Total relief: 52% on every £1 sacrificed, for a parent of 2 children. For 3 children it's ~55%; for 4 it's ~58%.
This means your net take-home foregone for £1 in the pension is 48p (2 kids), 45p (3 kids), or 42p (4 kids). Compare to the standard 42% relief at this income band without HICBC — salary sacrifice is dramatically more efficient if you're a parent.
Planning levers
If you're at £65k–£80k of adjusted net income with children, three levers to consider:
- Workplace pension salary sacrifice. Most employer schemes allow you to flex contributions. Pushing ANI to £60k via pension contributions eliminates HICBC entirely.
- Gift Aid. Donations to charity (with Gift Aid) reduce adjusted net income £1-for-£1. £1,000 donated reduces ANI by £1,250 (the gross amount). At a 53% effective rate, the net cost of donating £1,000 is just £470 — and the charity gets the full £1,250.
- Bonus deferral or sacrifice. If a bonus pushes ANI from £60k to £75k, sacrificing the bonus into the pension keeps ANI at £60k and saves both income tax + NI + HICBC.

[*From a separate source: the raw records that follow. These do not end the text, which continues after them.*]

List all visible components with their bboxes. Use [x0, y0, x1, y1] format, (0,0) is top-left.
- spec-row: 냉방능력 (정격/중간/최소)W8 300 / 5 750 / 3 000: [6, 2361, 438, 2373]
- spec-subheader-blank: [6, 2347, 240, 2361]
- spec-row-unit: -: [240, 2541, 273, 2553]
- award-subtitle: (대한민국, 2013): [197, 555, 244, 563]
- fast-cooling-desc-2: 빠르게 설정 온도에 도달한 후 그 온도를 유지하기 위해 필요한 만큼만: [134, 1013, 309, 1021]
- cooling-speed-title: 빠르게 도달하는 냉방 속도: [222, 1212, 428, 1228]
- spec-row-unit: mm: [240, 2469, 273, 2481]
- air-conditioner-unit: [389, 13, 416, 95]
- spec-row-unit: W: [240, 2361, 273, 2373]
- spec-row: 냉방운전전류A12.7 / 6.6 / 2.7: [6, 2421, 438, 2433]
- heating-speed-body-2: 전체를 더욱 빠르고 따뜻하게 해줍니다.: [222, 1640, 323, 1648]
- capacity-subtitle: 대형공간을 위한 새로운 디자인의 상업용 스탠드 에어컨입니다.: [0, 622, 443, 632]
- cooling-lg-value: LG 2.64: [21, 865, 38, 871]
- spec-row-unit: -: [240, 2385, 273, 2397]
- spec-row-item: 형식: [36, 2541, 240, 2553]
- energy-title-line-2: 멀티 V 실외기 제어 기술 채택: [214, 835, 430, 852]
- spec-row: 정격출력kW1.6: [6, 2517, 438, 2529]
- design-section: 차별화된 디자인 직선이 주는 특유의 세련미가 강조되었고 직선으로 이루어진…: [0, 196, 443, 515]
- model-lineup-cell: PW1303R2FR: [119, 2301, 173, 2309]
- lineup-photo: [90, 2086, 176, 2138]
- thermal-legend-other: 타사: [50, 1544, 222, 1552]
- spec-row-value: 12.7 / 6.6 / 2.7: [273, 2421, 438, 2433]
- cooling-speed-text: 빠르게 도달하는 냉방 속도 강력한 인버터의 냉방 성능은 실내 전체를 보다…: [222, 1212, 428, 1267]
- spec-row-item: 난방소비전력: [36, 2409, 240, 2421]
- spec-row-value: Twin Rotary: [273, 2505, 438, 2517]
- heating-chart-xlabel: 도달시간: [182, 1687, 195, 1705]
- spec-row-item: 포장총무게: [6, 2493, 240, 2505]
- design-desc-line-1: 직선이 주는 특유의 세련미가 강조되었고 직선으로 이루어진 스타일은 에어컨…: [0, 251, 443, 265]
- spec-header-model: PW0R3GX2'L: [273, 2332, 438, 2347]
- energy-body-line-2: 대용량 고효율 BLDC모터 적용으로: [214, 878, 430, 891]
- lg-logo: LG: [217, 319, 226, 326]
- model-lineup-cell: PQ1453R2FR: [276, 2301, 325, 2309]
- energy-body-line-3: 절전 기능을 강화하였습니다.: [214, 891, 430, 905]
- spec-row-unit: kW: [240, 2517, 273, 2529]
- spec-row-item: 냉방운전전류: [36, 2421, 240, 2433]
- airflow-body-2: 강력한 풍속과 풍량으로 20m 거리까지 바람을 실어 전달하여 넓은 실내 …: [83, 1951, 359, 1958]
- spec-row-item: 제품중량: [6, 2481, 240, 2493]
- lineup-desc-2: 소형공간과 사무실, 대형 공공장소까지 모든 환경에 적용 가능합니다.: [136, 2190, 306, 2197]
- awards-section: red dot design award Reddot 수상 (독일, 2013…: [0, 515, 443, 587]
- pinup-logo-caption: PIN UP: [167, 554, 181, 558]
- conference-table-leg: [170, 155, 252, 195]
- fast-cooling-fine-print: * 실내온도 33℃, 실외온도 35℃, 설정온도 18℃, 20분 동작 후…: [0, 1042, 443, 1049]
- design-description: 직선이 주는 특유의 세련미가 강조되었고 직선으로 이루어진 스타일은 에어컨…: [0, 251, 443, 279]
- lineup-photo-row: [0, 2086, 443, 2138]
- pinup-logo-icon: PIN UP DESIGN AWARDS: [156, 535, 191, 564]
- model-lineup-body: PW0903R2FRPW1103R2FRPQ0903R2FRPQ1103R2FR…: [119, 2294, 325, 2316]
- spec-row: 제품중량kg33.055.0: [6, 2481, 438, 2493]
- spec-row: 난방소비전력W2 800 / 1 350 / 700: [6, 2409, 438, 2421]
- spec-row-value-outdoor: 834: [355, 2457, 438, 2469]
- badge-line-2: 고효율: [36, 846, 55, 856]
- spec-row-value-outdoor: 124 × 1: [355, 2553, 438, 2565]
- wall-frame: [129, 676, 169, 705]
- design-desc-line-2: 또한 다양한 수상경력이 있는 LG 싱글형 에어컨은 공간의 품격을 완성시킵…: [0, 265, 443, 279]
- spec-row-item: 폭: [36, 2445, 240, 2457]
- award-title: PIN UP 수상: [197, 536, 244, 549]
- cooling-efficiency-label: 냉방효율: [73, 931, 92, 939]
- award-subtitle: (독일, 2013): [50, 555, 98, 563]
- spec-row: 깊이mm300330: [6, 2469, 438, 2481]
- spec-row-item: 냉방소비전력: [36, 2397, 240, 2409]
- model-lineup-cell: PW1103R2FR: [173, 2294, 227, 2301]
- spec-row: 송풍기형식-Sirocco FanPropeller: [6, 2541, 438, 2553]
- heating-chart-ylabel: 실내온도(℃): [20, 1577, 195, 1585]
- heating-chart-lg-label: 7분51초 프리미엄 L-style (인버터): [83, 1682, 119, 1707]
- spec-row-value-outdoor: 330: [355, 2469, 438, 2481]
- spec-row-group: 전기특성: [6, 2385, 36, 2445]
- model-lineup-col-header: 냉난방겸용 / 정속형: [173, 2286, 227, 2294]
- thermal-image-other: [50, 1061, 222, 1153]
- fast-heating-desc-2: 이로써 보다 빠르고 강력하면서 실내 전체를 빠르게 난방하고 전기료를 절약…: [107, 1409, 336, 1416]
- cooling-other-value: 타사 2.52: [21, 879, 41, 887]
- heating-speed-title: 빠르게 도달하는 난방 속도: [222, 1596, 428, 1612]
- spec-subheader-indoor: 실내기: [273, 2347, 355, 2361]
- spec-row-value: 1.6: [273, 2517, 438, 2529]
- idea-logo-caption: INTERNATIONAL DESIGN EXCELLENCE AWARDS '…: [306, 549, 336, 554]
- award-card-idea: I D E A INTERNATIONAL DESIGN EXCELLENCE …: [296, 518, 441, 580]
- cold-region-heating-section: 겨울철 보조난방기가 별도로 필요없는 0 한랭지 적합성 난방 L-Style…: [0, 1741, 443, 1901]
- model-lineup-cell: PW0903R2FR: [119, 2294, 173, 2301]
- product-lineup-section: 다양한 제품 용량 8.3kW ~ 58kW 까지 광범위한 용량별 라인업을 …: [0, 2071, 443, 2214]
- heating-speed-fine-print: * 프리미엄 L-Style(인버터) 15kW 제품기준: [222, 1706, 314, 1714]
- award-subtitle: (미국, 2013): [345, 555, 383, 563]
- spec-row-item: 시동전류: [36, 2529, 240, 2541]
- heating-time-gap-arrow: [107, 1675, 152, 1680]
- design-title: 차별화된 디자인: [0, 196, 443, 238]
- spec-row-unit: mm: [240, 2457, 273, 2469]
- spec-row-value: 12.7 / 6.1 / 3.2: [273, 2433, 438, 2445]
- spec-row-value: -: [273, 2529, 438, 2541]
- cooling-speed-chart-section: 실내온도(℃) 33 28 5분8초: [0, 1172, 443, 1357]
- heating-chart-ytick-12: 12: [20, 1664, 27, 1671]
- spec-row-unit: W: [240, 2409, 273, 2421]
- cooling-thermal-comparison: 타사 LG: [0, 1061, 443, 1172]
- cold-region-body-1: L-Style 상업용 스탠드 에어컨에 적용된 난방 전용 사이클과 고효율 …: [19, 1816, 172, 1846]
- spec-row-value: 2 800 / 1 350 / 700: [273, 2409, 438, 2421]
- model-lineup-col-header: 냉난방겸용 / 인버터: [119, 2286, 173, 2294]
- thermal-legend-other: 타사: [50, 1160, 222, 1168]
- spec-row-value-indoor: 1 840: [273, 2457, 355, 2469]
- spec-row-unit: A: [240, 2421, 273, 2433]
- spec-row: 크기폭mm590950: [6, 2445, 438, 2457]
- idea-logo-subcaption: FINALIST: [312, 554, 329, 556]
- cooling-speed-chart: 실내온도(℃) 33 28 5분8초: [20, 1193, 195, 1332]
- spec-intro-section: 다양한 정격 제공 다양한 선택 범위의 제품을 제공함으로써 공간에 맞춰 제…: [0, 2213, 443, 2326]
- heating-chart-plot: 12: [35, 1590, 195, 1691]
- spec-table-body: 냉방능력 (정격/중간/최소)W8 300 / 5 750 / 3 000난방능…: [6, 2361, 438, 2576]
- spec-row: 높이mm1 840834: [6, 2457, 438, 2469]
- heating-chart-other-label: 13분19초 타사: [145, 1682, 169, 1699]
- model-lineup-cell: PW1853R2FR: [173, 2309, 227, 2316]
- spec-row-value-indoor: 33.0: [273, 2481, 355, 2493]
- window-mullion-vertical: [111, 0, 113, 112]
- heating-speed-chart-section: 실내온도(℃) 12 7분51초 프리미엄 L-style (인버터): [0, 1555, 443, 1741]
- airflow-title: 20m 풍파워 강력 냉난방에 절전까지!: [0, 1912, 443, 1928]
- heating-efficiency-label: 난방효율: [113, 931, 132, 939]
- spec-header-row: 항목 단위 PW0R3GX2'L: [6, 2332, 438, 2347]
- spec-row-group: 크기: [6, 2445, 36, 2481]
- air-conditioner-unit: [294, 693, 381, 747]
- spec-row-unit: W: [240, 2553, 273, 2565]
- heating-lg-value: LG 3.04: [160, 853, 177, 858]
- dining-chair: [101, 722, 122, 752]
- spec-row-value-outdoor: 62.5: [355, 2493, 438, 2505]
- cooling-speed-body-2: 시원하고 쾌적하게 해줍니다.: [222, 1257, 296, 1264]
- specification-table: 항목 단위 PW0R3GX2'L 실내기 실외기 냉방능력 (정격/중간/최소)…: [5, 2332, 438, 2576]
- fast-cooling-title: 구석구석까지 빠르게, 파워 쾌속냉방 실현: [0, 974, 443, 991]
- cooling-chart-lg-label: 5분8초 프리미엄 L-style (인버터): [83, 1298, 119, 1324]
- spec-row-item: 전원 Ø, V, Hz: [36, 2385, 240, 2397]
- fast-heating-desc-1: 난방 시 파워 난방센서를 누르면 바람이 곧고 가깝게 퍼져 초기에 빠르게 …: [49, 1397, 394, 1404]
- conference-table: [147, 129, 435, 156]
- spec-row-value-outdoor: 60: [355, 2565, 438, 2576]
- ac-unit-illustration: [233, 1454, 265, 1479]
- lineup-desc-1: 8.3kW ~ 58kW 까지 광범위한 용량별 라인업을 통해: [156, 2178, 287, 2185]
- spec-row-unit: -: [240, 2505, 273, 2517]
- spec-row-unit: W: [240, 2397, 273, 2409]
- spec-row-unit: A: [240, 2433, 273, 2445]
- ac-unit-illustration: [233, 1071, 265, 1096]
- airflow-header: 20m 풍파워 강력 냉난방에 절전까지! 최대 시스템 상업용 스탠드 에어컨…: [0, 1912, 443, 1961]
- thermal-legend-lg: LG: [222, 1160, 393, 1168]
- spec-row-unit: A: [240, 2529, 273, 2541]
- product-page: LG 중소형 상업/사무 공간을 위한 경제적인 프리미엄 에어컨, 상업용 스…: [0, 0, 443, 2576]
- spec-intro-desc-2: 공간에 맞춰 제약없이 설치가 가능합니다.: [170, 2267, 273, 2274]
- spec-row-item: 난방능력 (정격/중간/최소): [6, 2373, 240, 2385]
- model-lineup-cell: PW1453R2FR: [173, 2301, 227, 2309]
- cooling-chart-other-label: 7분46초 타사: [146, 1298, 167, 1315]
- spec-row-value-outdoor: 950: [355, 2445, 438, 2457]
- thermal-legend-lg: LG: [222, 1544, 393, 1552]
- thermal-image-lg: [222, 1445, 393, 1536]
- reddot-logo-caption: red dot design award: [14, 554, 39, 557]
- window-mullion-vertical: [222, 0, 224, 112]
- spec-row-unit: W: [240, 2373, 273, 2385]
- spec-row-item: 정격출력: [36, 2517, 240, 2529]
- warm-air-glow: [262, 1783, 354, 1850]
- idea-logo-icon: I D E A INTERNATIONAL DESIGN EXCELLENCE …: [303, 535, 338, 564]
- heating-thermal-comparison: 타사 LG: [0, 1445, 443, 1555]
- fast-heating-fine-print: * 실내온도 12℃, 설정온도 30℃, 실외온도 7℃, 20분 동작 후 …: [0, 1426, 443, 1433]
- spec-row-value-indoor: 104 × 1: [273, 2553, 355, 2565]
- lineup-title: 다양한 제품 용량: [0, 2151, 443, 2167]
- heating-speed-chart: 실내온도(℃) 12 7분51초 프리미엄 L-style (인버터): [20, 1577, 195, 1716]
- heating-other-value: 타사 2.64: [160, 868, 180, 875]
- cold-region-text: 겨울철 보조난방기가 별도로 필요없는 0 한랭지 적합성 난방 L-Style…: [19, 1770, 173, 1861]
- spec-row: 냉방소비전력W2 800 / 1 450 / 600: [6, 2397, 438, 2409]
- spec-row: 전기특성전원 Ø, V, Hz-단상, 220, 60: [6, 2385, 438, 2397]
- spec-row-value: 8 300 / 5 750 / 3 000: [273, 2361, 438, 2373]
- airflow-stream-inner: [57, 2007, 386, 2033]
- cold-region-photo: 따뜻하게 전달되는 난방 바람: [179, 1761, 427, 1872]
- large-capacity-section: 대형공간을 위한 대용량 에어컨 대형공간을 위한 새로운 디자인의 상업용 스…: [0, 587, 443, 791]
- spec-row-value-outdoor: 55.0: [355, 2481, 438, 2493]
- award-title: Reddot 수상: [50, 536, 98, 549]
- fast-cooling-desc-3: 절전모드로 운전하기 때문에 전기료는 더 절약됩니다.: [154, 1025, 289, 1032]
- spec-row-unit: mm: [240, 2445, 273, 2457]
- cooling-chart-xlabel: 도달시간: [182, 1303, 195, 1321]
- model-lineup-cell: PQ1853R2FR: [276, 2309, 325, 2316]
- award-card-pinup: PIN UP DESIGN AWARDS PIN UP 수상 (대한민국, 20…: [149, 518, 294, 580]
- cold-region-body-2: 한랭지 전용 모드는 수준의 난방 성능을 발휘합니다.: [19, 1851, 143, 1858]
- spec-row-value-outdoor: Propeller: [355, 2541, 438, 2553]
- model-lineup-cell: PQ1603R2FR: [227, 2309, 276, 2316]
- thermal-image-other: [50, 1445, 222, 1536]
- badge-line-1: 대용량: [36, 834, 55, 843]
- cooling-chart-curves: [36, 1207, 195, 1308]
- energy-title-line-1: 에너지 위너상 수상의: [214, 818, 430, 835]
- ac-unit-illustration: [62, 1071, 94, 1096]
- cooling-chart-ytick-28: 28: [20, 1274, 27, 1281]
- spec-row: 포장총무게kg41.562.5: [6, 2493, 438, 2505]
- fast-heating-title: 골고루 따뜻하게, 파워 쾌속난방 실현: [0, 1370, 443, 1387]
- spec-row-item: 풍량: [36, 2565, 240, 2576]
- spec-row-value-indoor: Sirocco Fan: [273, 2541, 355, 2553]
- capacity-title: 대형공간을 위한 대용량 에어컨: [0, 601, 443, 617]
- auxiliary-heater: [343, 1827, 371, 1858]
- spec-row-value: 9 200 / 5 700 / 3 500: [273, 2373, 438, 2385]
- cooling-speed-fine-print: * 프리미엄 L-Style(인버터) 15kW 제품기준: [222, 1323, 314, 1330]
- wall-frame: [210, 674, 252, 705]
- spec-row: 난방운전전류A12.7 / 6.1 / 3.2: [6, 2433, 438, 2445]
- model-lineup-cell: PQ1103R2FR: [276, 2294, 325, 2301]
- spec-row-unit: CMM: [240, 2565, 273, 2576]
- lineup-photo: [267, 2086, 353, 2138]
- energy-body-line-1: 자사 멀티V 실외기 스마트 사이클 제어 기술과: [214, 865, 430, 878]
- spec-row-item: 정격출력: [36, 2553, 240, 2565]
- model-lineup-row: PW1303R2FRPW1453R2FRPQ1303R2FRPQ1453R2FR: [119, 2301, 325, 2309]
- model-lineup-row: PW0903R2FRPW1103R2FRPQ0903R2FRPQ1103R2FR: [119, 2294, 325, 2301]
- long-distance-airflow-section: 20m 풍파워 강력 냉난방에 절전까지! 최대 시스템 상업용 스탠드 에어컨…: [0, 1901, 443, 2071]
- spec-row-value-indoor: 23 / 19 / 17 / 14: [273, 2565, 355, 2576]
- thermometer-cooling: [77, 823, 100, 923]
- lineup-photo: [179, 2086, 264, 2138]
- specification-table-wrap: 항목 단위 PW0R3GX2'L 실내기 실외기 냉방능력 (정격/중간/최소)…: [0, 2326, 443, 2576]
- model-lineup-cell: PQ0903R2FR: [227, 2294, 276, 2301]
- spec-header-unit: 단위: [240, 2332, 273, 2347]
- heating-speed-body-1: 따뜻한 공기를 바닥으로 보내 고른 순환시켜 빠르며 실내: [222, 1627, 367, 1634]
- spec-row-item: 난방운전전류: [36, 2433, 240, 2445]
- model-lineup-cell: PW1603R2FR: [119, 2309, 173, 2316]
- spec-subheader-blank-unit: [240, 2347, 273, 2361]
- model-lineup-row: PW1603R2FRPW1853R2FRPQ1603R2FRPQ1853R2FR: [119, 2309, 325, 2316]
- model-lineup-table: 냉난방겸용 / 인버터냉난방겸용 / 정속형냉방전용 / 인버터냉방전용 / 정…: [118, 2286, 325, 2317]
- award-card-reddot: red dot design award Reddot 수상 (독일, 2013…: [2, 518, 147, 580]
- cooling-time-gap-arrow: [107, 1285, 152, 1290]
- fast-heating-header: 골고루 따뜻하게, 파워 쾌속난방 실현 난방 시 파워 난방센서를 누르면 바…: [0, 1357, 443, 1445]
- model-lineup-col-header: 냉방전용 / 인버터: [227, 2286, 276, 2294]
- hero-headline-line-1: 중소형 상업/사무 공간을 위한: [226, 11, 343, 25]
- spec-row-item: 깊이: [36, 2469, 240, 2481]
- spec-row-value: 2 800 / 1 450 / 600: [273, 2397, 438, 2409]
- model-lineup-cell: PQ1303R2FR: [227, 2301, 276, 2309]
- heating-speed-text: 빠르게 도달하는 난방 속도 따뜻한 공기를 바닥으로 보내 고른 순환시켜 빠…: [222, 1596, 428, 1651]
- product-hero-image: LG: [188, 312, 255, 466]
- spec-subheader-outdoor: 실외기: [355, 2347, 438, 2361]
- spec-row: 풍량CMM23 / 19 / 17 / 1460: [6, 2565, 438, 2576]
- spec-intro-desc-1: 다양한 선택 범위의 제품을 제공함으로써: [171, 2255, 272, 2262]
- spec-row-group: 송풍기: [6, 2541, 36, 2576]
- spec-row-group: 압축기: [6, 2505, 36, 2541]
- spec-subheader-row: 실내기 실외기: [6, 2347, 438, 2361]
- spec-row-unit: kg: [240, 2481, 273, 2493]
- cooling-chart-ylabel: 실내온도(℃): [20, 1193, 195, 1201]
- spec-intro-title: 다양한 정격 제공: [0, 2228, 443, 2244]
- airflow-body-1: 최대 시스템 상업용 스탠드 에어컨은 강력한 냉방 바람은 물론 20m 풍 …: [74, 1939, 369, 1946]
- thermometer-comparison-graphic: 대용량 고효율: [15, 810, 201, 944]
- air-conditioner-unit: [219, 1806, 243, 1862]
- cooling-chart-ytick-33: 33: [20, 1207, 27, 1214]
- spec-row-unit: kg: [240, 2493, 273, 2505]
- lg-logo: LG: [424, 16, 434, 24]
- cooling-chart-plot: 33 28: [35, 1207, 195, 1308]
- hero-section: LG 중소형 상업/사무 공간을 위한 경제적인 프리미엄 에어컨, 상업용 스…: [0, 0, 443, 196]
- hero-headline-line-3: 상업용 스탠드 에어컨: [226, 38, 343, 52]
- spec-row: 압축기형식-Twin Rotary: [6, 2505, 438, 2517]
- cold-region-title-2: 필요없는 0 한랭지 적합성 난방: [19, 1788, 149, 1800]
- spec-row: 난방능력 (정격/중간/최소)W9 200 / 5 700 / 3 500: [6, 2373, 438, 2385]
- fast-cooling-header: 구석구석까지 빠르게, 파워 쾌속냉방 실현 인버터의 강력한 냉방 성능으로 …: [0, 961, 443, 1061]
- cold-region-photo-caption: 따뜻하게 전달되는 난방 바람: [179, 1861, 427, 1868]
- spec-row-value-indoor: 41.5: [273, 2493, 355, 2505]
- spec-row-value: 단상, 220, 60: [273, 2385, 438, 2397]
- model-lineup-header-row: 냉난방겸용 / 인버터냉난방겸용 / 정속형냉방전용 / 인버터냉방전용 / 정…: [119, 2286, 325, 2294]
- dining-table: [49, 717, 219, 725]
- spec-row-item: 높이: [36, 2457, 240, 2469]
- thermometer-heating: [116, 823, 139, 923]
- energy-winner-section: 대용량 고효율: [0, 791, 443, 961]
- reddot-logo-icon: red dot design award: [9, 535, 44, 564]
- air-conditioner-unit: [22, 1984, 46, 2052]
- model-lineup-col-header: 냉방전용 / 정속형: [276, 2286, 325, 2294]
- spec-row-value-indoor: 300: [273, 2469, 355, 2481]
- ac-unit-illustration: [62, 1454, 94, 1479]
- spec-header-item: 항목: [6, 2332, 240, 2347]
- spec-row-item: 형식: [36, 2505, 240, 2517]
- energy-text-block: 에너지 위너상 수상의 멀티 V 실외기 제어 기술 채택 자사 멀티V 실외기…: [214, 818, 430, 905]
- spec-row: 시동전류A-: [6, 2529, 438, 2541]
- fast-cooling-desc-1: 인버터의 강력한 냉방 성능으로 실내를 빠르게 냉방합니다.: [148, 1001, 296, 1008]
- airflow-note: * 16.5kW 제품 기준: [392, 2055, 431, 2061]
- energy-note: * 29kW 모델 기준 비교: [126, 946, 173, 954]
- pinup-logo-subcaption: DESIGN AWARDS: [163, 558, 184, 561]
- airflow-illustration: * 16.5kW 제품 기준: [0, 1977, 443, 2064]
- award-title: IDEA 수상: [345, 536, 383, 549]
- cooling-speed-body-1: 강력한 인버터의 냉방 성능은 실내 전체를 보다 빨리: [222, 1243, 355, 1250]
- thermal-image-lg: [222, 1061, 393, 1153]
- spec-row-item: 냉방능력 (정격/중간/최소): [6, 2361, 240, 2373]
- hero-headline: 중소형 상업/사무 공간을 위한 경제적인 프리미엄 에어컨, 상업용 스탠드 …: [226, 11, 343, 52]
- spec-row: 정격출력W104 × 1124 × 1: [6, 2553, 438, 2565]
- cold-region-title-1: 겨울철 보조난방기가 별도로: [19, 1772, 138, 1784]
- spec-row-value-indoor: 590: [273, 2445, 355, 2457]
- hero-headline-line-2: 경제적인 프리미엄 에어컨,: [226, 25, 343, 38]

The compounding problem at £100k
HICBC is fully repaid by £80,000. Between £80,000 and £100,000, the marginal rate falls back to 42% — relatively benign. Then at £100,000, the 60% trap begins (Personal Allowance taper). So the marginal rate pattern across the high-earner band is:
| £50,270–£60,000 | 42% (higher rate + NI) |
| £60,000–£80,000 (with 2 kids) | ~53% (+ HICBC taper) |
| £80,000–£100,000 | 42% (higher rate + NI) |
| £100,000–£125,140 | 62% (+ PA taper) |
| £125,140+ | 47% (additional rate + NI) |
For parents earning £85k–£100k with children, the position is favourable — you've already paid full HICBC, but you're not yet in the 60% trap. The £15k window between £85k–£100k is the most tax-efficient earnings range in the higher-rate band.
Sources and methodology
The figures above follow HMRC's published 2025/26 Child Benefit rates (carried forward to 2026/27) and HICBC threshold structure from the 2024 Finance Act amendments. See Child Benefit rates and HICBC guidance. The marginal-rate arithmetic uses standard England/Wales/NI tax bands; Scotland figures differ. For a personalised calculation, see the HICBC calculator. The methodology page documents sources.